Maine Retiree Pensions

Appropriations Committee meeting scheduled to consider additional spending


The Maine Legislature announced last week that it will reconvene for a single day on May 10 to respond to Gov. Janet Mills’ vetoes of a small number of bills passed by lawmakers in the waning days of session that ended on April 17. In addition, legislative leadership has indicated that they intend to pass new laws on May 10, and recently, we received confirmation of this plan in the form of a scheduled meeting of the Appropriations and Financial Affairs Committee. The meeting will be held on May 7 and will address bills that have been placed on the Special Appropriations Table.

The Legislature’s desire to pass new bills on Veto Day stems from an over $11 million remaining in unallocated surplus following passage of the supplemental budget, which they apparently lost track of and forgot to spend. If left unallocated, this money would go to highway projects and future budget stabilization, but our Legislature wants to spend it now. This is a desperate move by Democratic leadership to assert control and capture more spending before they leave office. Furthermore, much of the legislation remaining on the Special Appropriations Table is absurd and simply wasteful.

One is LD 25, “An Act to Provide Indigenous Peoples Free Access to State Parks.” This bill would provide members of any federally recognized Native American tribe with publicly-funded access to all state parks. If LD 25 applied only to tribes that were from Maine, or only to parks with historic value to tribes, the bill might be more reasonable, but it applies to all parks and all tribes. The Navajo Nation is a federally recognized tribe, and their territory was historically entirely in the southwest. Thus, it makes little fiscal sense to allow a Navajo Nation member free access to all state parks simply because they are Native American. 

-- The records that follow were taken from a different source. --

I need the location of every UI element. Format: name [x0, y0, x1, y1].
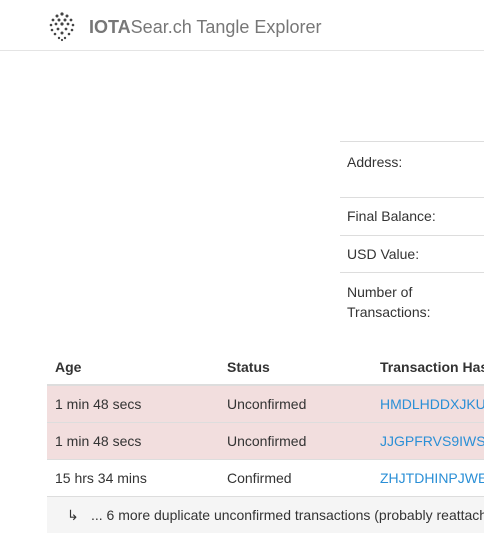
- info-row-usd-value: USD Value:: [340, 235, 484, 272]
- column-header-age[interactable]: Age: [55, 349, 215, 384]
- tx-age: 1 min 48 secs: [55, 433, 142, 449]
- usd-value-label: USD Value:: [347, 246, 420, 262]
- iota-logo-icon[interactable]: [46, 10, 78, 42]
- info-row-address: Address:: [340, 141, 484, 197]
- tx-hash-cell: HMDLHDDXJKU: [380, 386, 484, 422]
- transactions-table: Age Status Transaction Hash 1 min 48 sec…: [47, 349, 484, 533]
- address-info-table: Address: Final Balance: USD Value: Numbe…: [340, 141, 484, 328]
- info-row-final-balance: Final Balance:: [340, 197, 484, 235]
- table-row: 1 min 48 secs Unconfirmed JJGPFRVS9IWS: [47, 423, 484, 460]
- tx-hash-cell: JJGPFRVS9IWS: [380, 423, 484, 459]
- tx-age: 1 min 48 secs: [55, 396, 142, 412]
- tx-age: 15 hrs 34 mins: [55, 470, 147, 486]
- tx-hash-cell: ZHJTDHINPJWE: [380, 460, 484, 496]
- column-header-status[interactable]: Status: [227, 349, 367, 384]
- top-navbar: IOTASear.ch Tangle Explorer: [0, 0, 484, 51]
- more-duplicates-text: ... 6 more duplicate unconfirmed transac…: [91, 507, 484, 523]
- address-label: Address:: [347, 154, 403, 170]
- tx-status: Unconfirmed: [227, 396, 307, 412]
- transactions-label-line1: Number of: [347, 284, 413, 300]
- transactions-label-line2: Transactions:: [347, 304, 431, 320]
- column-header-hash[interactable]: Transaction Hash: [380, 349, 484, 384]
- tx-status: Confirmed: [227, 470, 292, 486]
- table-row: 15 hrs 34 mins Confirmed ZHJTDHINPJWE: [47, 460, 484, 497]
- tx-hash-link[interactable]: HMDLHDDXJKU: [380, 396, 484, 412]
- tx-hash-link[interactable]: ZHJTDHINPJWE: [380, 470, 484, 486]
- brand-strong: IOTA: [89, 17, 131, 37]
- tx-hash-link[interactable]: JJGPFRVS9IWS: [380, 433, 484, 449]
- brand-title[interactable]: IOTASear.ch Tangle Explorer: [89, 17, 321, 37]
- return-arrow-icon: ↳: [67, 506, 79, 523]
- brand-rest: Sear.ch Tangle Explorer: [130, 17, 322, 37]
- info-row-transaction-count: Number of Transactions:: [340, 272, 484, 328]
- table-row: 1 min 48 secs Unconfirmed HMDLHDDXJKU: [47, 386, 484, 423]
- table-header: Age Status Transaction Hash: [47, 349, 484, 386]
- final-balance-label: Final Balance:: [347, 208, 436, 224]
- more-duplicates-row[interactable]: ↳ ... 6 more duplicate unconfirmed trans…: [47, 497, 484, 533]
- tx-status: Unconfirmed: [227, 433, 307, 449]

Another is LD 669, “An Act to Create the Public Art Fund.” This bill would require the state to spend $5 million creating an art fund to support schools, libraries, and government offices in their ability to purchase art. It may be intended to allow schools and libraries to decorate their buildings, but the language here is far too broad. The bill’s definition of art includes “demonstrations” of “activities” and “performing” a “task.” While being flexible on what is or is not art is an important exercise for college professors, using language this broad is utterly inappropriate when $5 million is on the table. 

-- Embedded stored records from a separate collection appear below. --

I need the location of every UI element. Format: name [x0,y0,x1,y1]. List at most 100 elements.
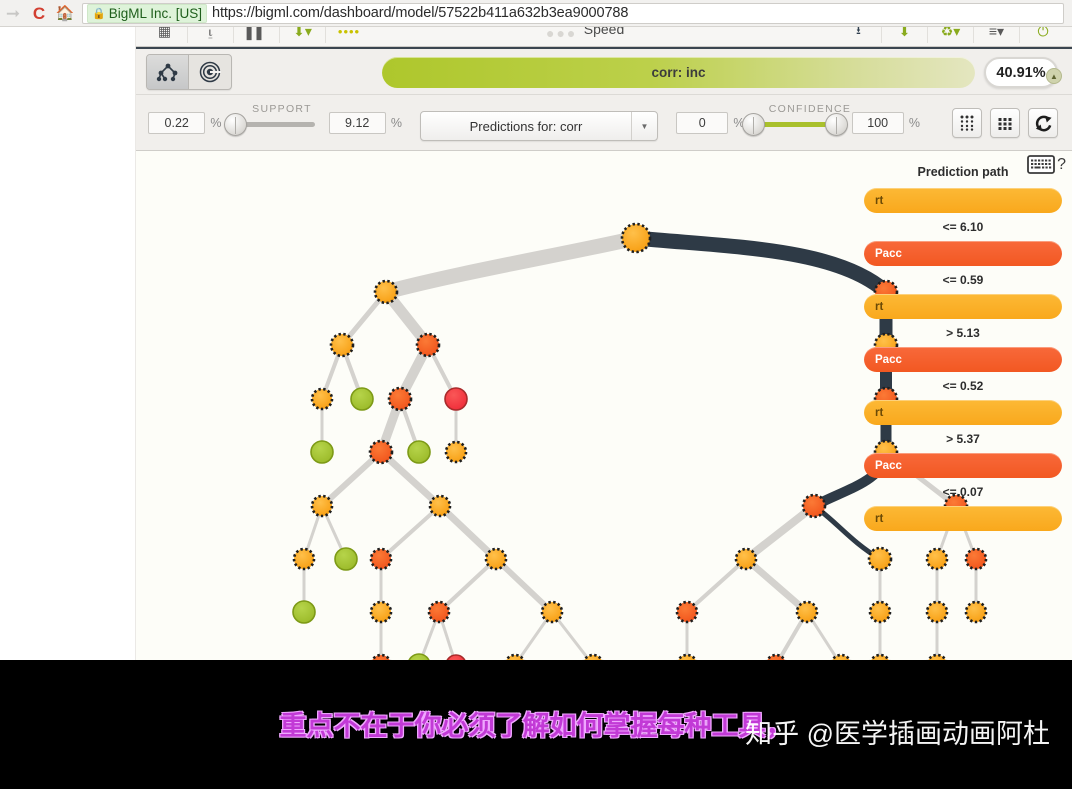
support-max-unit: % [390,116,402,130]
tree-node[interactable] [407,440,431,464]
tree-node[interactable] [310,440,334,464]
support-slider-knob-min[interactable] [223,112,247,136]
rating-dots-icon[interactable]: •••• [326,27,372,43]
prediction-path-field-5[interactable]: Pacc [864,453,1062,478]
page-body: ▦ ⍸ ▌▌ ⬇▾ •••• ●●● Speed ⭳ ⬇ ♻▾ ≡▾ ⏻ cor… [0,27,1072,789]
tree-node[interactable] [964,547,988,571]
tree-node[interactable] [675,600,699,624]
support-max-input[interactable]: 9.12 [328,112,386,134]
grid-icon[interactable]: ▦ [142,27,188,43]
tree-node[interactable] [540,600,564,624]
filter-icon[interactable]: ≡▾ [974,27,1020,43]
forward-button[interactable]: ➞ [0,1,26,25]
bigml-model-panel: ▦ ⍸ ▌▌ ⬇▾ •••• ●●● Speed ⭳ ⬇ ♻▾ ≡▾ ⏻ cor… [136,27,1072,660]
prediction-path-field-0[interactable]: rt [864,188,1062,213]
home-button[interactable]: 🏠 [52,1,78,25]
lock-icon: 🔒 [92,7,106,20]
tree-node[interactable] [964,600,988,624]
tree-node[interactable] [369,547,393,571]
confidence-slider-knob-max[interactable] [824,112,848,136]
tree-node[interactable] [484,547,508,571]
model-toolbar-left-group: ▦ ⍸ ▌▌ ⬇▾ •••• [142,27,372,43]
tree-node[interactable] [415,332,441,358]
tree-node[interactable] [867,546,893,572]
support-min-input[interactable]: 0.22 [148,112,206,134]
tree-node[interactable] [310,387,334,411]
tree-node[interactable] [868,600,892,624]
prediction-path-field-4[interactable]: rt [864,400,1062,425]
refresh-icon [1035,115,1052,131]
tree-node[interactable] [310,494,334,518]
prediction-path-field-1[interactable]: Pacc [864,241,1062,266]
tree-node[interactable] [444,387,468,411]
tree-node[interactable] [620,222,652,254]
tree-node[interactable] [734,547,758,571]
columns-icon[interactable]: ▌▌ [234,27,280,43]
sunburst-view-button[interactable] [189,55,231,89]
tree-node[interactable] [387,386,413,412]
download-model-icon[interactable]: ⬇▾ [280,27,326,43]
home-icon: 🏠 [55,4,75,22]
confidence-max-unit: % [908,116,920,130]
tree-node[interactable] [444,440,468,464]
tree-node[interactable] [373,279,399,305]
tree-node[interactable] [427,600,451,624]
predictions-dropdown[interactable]: Predictions for: corr ▼ [420,111,658,141]
confidence-slider[interactable] [741,112,848,136]
layout-buttons-group [952,95,1058,151]
tree-node[interactable] [369,600,393,624]
confidence-min-input[interactable]: 0 [676,112,729,134]
refresh-button[interactable] [1028,108,1058,138]
tree-node[interactable] [334,547,358,571]
sunburst-icon [199,61,221,82]
tree-icon [156,63,177,81]
share-icon[interactable]: ♻▾ [928,27,974,43]
confidence-slider-knob-min[interactable] [741,112,765,136]
tree-node[interactable] [292,547,316,571]
arrow-forward-icon: ➞ [5,3,21,23]
prediction-bar-fill: corr: inc [382,57,975,88]
prediction-path-field-2[interactable]: rt [864,294,1062,319]
tree-node[interactable] [925,547,949,571]
power-icon[interactable]: ⏻ [1020,27,1066,43]
security-badge: 🔒 BigML Inc. [US] [87,3,207,23]
prediction-path-condition-3: <= 0.52 [942,379,984,393]
filter-controls: 0.22 % 9.12 % SUPPORT Predictions for: c… [136,95,1072,151]
sparse-layout-button[interactable] [952,108,982,138]
prediction-path-condition-4: > 5.37 [946,432,980,446]
support-caption: SUPPORT [252,103,312,115]
prediction-path-condition-2: > 5.13 [946,326,980,340]
download-icon[interactable]: ⬇ [882,27,928,43]
tree-node[interactable] [428,494,452,518]
confidence-max-input[interactable]: 100 [851,112,904,134]
tree-node[interactable] [292,600,316,624]
tree-node[interactable] [925,600,949,624]
tree-node[interactable] [329,332,355,358]
prediction-bar[interactable]: corr: inc [382,57,975,88]
reload-icon: C [32,3,46,23]
tree-node[interactable] [350,387,374,411]
prediction-header: corr: inc 40.91% ▲ [136,47,1072,95]
dense-layout-button[interactable] [990,108,1020,138]
url-text: https://bigml.com/dashboard/model/57522b… [211,5,629,21]
caption-subtitle: 重点不在于你必须了解如何掌握每种工具， [279,711,793,741]
export-icon[interactable]: ⭳ [836,27,882,43]
tree-visualization[interactable]: ? Prediction path rt <= 6.10 Pacc <= 0.59 rt… [136,151,1072,660]
prediction-path-field-6[interactable]: rt [864,506,1062,531]
prediction-path-field-3[interactable]: Pacc [864,347,1062,372]
collapse-caret-icon[interactable]: ▲ [1046,68,1062,84]
tree-node[interactable] [795,600,819,624]
tree-node[interactable] [801,493,827,519]
reload-button[interactable]: C [26,1,52,25]
confidence-control-group: 0 % 100 % CONFIDENCE [676,95,926,151]
database-icon[interactable]: ⍸ [188,27,234,43]
prediction-path-title: Prediction path [917,165,1009,179]
address-bar[interactable]: 🔒 BigML Inc. [US] https://bigml.com/dash… [82,2,1064,24]
tree-node[interactable] [368,439,394,465]
tree-view-button[interactable] [147,54,189,89]
predictions-dropdown-label: Predictions for: corr [469,118,583,134]
model-toolbar: ▦ ⍸ ▌▌ ⬇▾ •••• ●●● Speed ⭳ ⬇ ♻▾ ≡▾ ⏻ [136,27,1072,47]
chevron-down-icon[interactable]: ▼ [631,112,657,140]
support-control-group: 0.22 % 9.12 % SUPPORT [148,95,408,151]
support-slider[interactable] [223,112,315,136]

Other downright strange pieces of legislation on the Special Appropriations Table include LDs 1858, 1621, and 1929. Respectively, these bills would provide public MaineCcare funding for circumcisions, require evaluation of climate effects along racial lines, and require home building contractors to receive a license to operate. While the first two are clearly absurd, the third is not just unnecessary but dangerous considering the massive housing crisis Maine is suffering from and the extra downward pressure this kind of regulation would put on the housing supply.

While the AFA Committee should not pass any bill from the Special Appropriations Table on Veto Day, there is one piece of legislation that would be better than the other options. LD 2143, “An Act to Exempt from Sales Tax the Sale and Delivery of All Residential Electricity” would do just what its title states. This bill would benefit all Mainers significantly by allowing them to keep millions of dollars that the government would have otherwise taken from them in taxes on top of their electricity bills. If the Legislature were to pass any new laws on Veto Day, it should be this. 

However, passing new legislation of any kind on Veto Day would certainly violate Maine Revised Statutes, Title 3 §2. This law reads, “The times for adjournment for the first and 2nd regular sessions may also be extended for one additional legislative day for the purpose of considering possible objections of the Governor to any bill or resolution…”. 

This statute is why we have a Veto Day in Maine and describes exactly what purpose it serves: for the Legislature to address the governor’s vetoes. That’s it, nothing more. Therefore, the Legislature’s behavior clearly appears to be in violation of this law’s language. However, while the Legislature is behaving illegally, nothing can be done to stop them. All we can do is hope that whatever they end up doing does not deal too much damage, or that Gov. Mills will veto it.